Basil has a mild soothing and sedative effect that could make it useful in the treatment of nervous irritability, depression, anxiety and sleep difficulties.
Sweet basil may lower sugar values in both blood and urine. A 62-patients study, which was published in 1997, showed that consumption of basil reduced the amount of glucose by 17 percent compared with a control group that received a placebo.
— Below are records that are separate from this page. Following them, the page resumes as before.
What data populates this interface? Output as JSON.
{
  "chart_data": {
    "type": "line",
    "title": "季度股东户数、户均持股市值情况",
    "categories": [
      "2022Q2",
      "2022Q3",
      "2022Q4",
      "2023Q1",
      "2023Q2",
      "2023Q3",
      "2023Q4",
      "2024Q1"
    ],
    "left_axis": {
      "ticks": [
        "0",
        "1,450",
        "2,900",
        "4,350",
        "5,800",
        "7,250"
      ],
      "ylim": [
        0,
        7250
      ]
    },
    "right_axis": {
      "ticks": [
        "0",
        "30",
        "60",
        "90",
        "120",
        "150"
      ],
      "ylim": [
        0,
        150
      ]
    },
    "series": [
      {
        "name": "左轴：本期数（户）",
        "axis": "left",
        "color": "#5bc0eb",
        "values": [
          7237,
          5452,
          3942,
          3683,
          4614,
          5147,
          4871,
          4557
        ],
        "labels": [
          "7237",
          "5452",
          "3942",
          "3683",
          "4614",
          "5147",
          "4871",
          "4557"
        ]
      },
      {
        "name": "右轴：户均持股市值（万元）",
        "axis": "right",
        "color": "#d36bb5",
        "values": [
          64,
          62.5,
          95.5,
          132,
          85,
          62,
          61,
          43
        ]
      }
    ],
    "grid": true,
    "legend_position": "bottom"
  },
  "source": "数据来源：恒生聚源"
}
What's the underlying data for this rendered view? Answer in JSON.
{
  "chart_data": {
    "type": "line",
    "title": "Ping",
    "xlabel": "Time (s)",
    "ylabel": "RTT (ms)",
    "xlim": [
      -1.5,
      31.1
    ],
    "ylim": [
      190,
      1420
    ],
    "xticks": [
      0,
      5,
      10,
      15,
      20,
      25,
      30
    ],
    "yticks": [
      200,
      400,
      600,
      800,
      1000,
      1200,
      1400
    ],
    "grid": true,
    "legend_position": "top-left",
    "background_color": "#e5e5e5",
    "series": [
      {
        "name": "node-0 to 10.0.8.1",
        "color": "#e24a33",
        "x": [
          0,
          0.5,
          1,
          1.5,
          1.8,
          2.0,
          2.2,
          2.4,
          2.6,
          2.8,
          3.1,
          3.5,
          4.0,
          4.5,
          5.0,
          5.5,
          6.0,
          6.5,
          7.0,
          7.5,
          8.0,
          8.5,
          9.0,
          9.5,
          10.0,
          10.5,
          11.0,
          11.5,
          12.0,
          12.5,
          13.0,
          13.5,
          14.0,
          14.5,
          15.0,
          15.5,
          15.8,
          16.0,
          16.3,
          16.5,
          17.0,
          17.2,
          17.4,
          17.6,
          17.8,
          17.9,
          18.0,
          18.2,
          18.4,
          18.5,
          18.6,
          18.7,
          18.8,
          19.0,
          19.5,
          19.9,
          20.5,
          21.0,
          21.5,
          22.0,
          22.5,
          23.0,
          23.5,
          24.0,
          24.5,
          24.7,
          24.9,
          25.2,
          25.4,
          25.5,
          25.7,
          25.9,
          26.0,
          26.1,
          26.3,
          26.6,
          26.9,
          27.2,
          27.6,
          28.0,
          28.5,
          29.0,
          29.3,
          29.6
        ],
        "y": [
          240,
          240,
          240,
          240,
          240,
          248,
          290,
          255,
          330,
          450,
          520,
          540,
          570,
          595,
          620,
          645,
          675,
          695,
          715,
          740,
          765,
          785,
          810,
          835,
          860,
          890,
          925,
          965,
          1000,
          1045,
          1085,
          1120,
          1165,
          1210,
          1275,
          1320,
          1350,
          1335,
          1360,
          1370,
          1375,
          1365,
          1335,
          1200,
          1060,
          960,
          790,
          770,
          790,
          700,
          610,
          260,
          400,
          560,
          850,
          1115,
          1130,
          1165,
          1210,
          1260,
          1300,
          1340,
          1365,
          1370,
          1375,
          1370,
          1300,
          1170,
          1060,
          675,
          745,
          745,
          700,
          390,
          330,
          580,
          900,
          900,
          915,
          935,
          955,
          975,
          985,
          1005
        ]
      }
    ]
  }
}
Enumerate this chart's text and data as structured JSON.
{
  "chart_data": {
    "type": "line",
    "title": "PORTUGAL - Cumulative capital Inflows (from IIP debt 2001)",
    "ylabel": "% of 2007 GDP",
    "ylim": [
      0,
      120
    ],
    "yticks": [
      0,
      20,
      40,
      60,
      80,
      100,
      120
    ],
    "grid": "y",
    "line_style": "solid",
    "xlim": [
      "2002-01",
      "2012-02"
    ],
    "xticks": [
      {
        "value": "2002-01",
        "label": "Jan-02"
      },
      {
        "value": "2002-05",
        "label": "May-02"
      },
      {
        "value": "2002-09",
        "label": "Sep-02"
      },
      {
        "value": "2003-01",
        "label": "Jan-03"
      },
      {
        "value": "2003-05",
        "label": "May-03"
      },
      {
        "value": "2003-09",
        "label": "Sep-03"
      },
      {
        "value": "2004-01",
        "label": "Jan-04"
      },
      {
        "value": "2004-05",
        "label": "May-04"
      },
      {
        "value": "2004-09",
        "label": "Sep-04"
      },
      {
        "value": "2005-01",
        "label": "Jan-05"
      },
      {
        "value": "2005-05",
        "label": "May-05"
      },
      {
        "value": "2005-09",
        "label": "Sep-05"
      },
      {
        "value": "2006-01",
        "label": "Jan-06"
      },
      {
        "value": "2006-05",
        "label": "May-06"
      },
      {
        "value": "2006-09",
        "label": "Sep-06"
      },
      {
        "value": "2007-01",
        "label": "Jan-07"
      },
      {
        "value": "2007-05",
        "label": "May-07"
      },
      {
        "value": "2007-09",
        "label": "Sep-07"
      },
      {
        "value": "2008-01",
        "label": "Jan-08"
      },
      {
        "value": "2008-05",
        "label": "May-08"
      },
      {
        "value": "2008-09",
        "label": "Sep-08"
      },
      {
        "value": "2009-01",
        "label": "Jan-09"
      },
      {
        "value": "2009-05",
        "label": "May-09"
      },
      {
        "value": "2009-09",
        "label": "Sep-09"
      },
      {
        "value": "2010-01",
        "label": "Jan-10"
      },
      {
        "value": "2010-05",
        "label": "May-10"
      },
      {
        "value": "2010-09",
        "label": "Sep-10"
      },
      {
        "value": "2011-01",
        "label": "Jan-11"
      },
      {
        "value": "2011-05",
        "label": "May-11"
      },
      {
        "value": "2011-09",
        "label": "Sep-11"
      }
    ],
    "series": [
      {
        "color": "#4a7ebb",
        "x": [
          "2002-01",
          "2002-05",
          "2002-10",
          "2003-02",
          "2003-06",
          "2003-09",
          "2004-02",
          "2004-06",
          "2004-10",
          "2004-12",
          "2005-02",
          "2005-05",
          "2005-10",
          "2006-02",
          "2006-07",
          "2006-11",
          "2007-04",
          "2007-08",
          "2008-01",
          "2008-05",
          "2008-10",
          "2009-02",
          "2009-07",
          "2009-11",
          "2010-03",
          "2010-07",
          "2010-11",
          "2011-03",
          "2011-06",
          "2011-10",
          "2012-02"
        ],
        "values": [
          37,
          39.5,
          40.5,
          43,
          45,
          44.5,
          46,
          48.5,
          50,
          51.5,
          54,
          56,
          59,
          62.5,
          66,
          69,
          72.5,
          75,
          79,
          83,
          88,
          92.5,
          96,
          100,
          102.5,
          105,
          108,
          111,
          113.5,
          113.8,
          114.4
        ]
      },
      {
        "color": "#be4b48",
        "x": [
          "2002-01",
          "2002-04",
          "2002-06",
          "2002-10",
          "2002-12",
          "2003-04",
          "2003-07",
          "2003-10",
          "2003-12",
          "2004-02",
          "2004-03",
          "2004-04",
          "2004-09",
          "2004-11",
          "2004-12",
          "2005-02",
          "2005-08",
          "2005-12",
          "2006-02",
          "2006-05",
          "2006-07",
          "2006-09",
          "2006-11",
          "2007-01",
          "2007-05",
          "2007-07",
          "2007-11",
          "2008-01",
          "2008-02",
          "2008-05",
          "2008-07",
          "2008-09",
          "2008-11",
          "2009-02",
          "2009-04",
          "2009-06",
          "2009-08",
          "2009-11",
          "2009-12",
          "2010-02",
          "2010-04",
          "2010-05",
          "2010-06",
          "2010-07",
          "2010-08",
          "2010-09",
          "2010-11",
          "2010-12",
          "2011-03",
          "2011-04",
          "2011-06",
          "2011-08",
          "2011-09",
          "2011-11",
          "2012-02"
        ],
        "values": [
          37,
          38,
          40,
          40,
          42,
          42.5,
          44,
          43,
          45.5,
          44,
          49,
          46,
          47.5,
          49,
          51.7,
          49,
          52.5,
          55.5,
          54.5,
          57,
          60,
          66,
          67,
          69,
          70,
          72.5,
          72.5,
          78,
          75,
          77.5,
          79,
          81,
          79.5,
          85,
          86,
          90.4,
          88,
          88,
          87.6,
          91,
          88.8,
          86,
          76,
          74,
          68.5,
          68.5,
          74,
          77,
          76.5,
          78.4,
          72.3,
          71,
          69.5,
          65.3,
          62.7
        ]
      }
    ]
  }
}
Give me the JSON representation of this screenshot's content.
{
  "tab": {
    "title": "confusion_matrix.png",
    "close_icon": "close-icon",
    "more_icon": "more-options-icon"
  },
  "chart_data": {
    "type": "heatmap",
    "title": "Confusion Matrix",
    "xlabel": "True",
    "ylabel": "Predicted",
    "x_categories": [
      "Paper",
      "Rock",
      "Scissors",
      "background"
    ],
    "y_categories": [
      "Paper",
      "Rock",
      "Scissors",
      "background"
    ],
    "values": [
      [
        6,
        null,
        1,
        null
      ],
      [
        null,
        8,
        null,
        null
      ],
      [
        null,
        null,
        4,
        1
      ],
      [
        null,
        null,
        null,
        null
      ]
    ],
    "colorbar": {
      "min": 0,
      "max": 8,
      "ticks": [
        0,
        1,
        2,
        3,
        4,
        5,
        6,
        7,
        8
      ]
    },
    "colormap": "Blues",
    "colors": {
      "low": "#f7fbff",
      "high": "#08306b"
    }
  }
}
The amount of cholesterol and sugar in the urine were also reduced, but not significantly.
More and larger studies are needed to determine whether basil may have a value as a glucose-lowering agent for diabetes patients.
The fresh leaves have been used as an insect repellant and the juice extracted from the leaves is used to treat snake bites and insect stings.
Used as a tea or a mouth rinse mixed with water, the herb can be used as an herbal remedy to relieve cough, whooping cough and sore throat, and fresh leaves can be chewed for fresher breath or to get rid of bad breath.
The leaves have been used to remove warts and other skin blemishes. The herb contains many viral inhibitory substances, which explains this traditional use.
In many cultures, basil is regarded as a herb to promote menstruation, induce labor and as an aphrodisiac, but no evidence exists to substantiate this use.
Preparation and Dosage
As a tea – 2 tablespoons of fresh ground leaves to one cup of boiling water. Steep for 15 minutes and then strain. Drink 1 to 2 cups daily.
Cleansing, protection, love, wealth (if carried in wallet), healing relationships, ensuring faithfulness in a mate, courage, fertility, exorcism, luck.